Reactions to cartoons depend greatly on the context in which the images are first seen – and this is usually out of the hands of the cartoonist or illustrator.

This week a national news publisher paired an image with a piece of writing by journalist Richard Littlejohn. It featured a church, a vicar, and a sign bearing the words ‘‘Poofters welcome here’’.

Because I’ve told you the drawing accompanied a column by the journalist and polemicist Littlejohn you may have a strong assumption about what the intention was here. Many people using the social networking site Twitter certainly did, and offence was quickly taken.

But the cartoonist, Gary, was satirising a real-life event, – where a B&B owner had put a sign with that wording in his window for a joke – and linking it with recent reports that gay civil partnerships may be given the status of marriage. That’s what cartoonists do, and should Gary have been expected not to use a word that had appeared in many news reports?

Press reports on the original issue in The Mirror and The Pink Paper.
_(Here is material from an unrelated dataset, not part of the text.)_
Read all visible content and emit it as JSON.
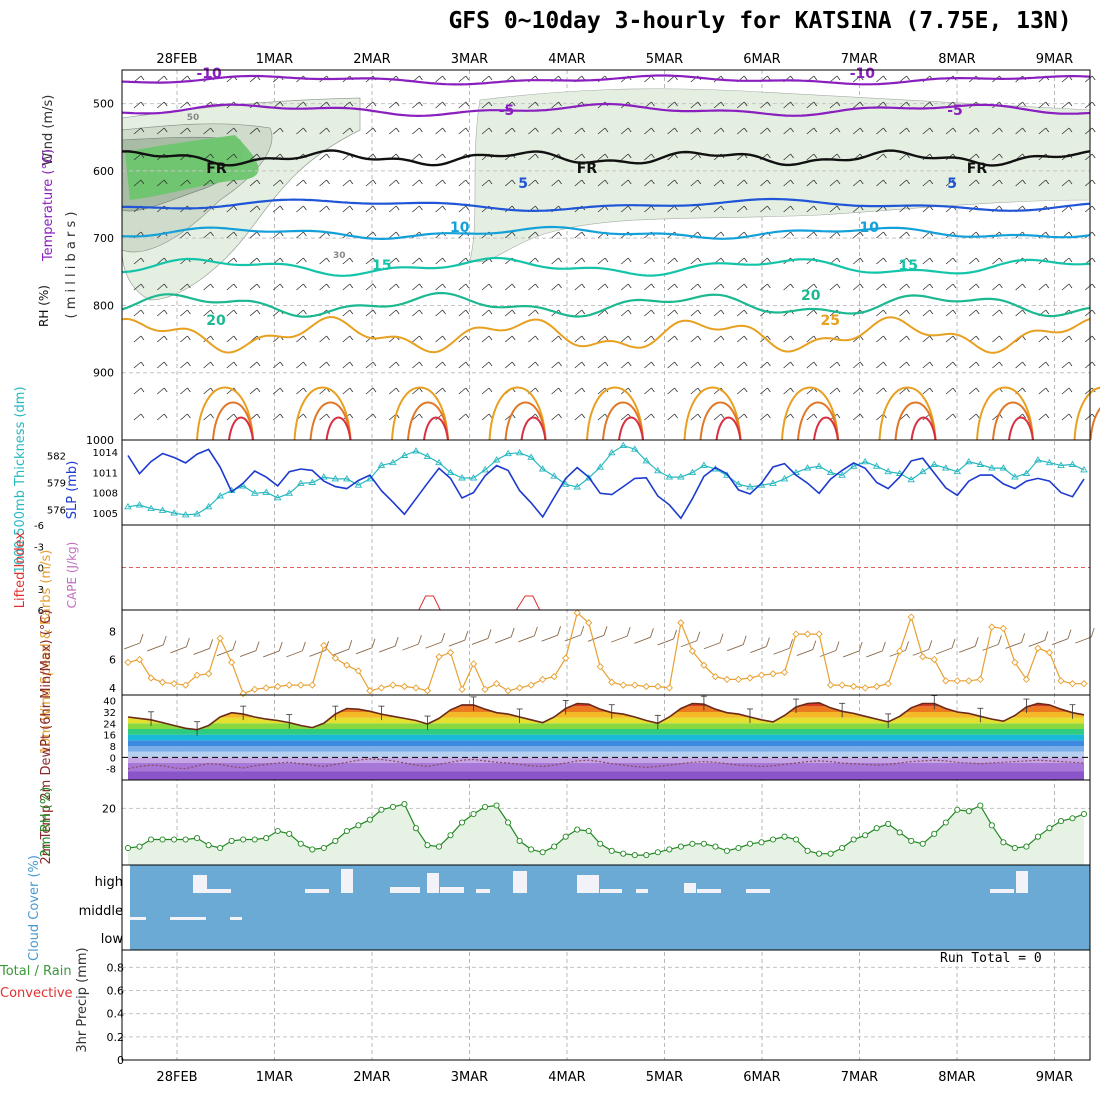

Some of the offence was caused in part by the cartoon being taken out of context. This really matters in the digital world where communication of all sorts is shared and spread with incredible speed and usually without the context of its first publication.

The fact is that the only people who can tell you what the drawing means are each individual reader, and the maker. You can ask questions of the artist and the person who chose to pair the image with the words. You might also want to be clear about any business relationship between the artist and the commissioner, but any offence, or laughter, is in the eye of the beholder alone.

It’s a useful thing to bear in mind when reacting to visual communication of any sort and especially with powerful drawn content which is then shared through the  social media.